Prospective principal supervisors may submit up to two project outlines for inclusion in the PhD projects portfolio but can only take on one student per round as principal supervisor.

If you are a principal supervisor of a GOSH BRC funded non-clinical PhD student awarded during this BRC term (1st December 2022 - 30th November 2027), you are not eligible for this call.

Application Process

To submit a project proposal, please download the BRC ACHI Theme PhD project call guidance and project outline form and read the guidance section carefully before completing the PhD project outline. Please submit the application as a word document to brc@gosh.nhs.uk. Please also include copies of the supervisors’ CVs upon submission.

The deadline for project proposal applications is Monday 5 February 2024.

BRC ACHI Theme PhD project call guidance and project outline form (85.7 KB)

Selection criteria:

Following submission of PhD project outlines, the shortlisting panel will review the project proposals using the following selection criteria:

  • Innovative aspects of the proposed project and its scientific excellence.
  • Likelihood that the project will lead in the future to transnational impact.
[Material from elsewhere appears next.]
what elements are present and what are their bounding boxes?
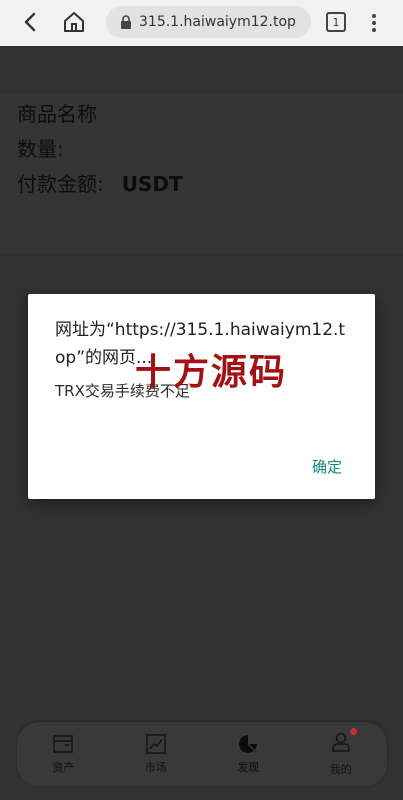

This may include but is not limited to patient benefit via novel interventions/biomarkers, changing clinical guidelines/practice, future external funding, and/or patent filing/commercial activity.
  • Alignment of the project proposal to the relevant BRC research theme remit, as outlined in the guidance above.
  • Suitability of the supervisory team for supervision of the project.
  • Feasibility of the project to be delivered within the PhD time frame.
  • Ensuring a range of different disease areas/research methodologies benefit from BRC support.

Successful PhD project proposals will be included in the project portfolio in the PhD studentship advert. The studentships will be advertised widely, and prospective students will specify first and second choice projects as part of their applications. A shortlisting and interview process will then take place, to select the successful candidates.